DEMOCRATIC REPUBLIC OF CONGO
Identification of mined areas, disposal of explosive ordnance, risk educationProject duration: 2012-2019
The Democratic Republic of Congo is a huge country on the equator. It is one of the poorest in the world despite its wealth of natural resources. Fighting flares up on a regular basis. The economy and infrastructure are unable to develop. A lack of security, extremely poor healthcare and an unstable political situation make life difficult for the population in many areas of the country. Unexploded remnants of war and large, poorly secured weapons arsenals are a bigger problem than mines. The degree of contamination is unknown.
WWM has supported Afrilam since 2012. It is the only Congolese organisation authorised not only to locate war remnants but also to defuse them thanks to its UNO accreditation. In addition to financing localisation projects, we also fund sensitisation measures for the population in Kisangani, Nord-Kivu and other remote regions.
Example: Berthe and Michel
The two children go to school in Bambolowo village. One day, they discover a strange object on their way to school. Although curious, they are also careful and leave it where it is. A team from Afrilam visits the village shortly afterwards. They talk at the school about the risks posed by mines and other remnants of war and show the children pictures of mines and other explosive devices. Berthe and Michel raise their hands and tell the team about their discovery.

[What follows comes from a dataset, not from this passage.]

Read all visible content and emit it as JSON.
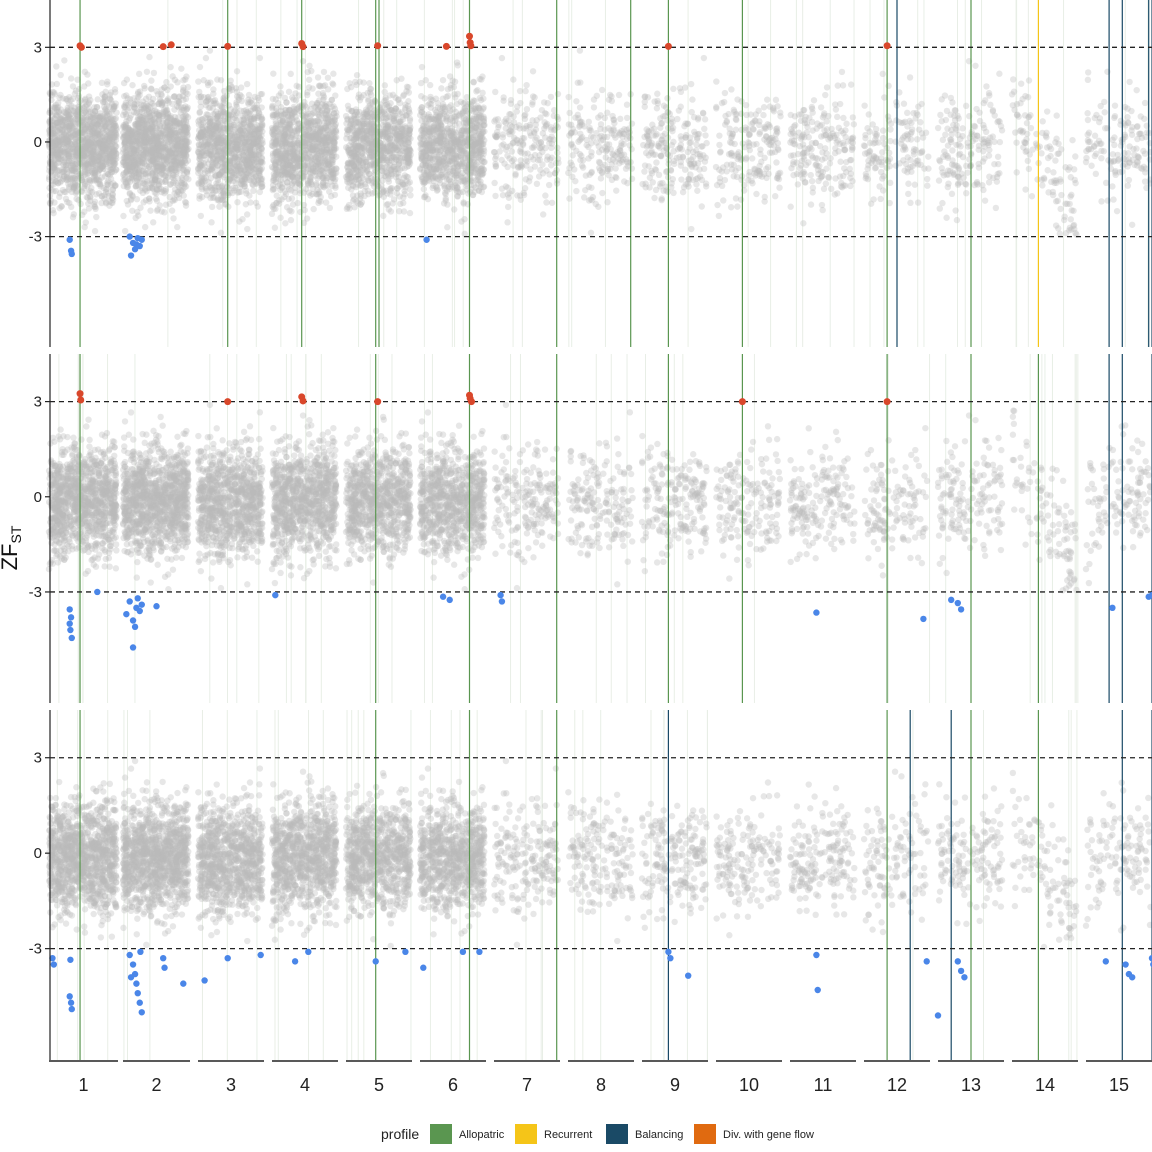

They then show the Afrilam team where they discovered the object – the "spherical bomb" is a hand grenade. It was the village's good fortune that Afrilam was on site. And that Berthe and Michel were observant but not careless.
What we achieved
Afrilam was only able to begin its work in the DRC in the first place thanks to the support provided by WWM. The two new Landcruiser vehicles needed to reach extremely remote areas were also partly financed by WWM. While mines may not be the biggest problem facing the Congo, these projects represent a significant relief for the country's population.
46 explosive remnants of war have been identified and disposed of.
27 066 people, half of them children, have been sensitised for the mine problem and have learned how to deal more adequately with the risk. 29 697 person benefited indirectly.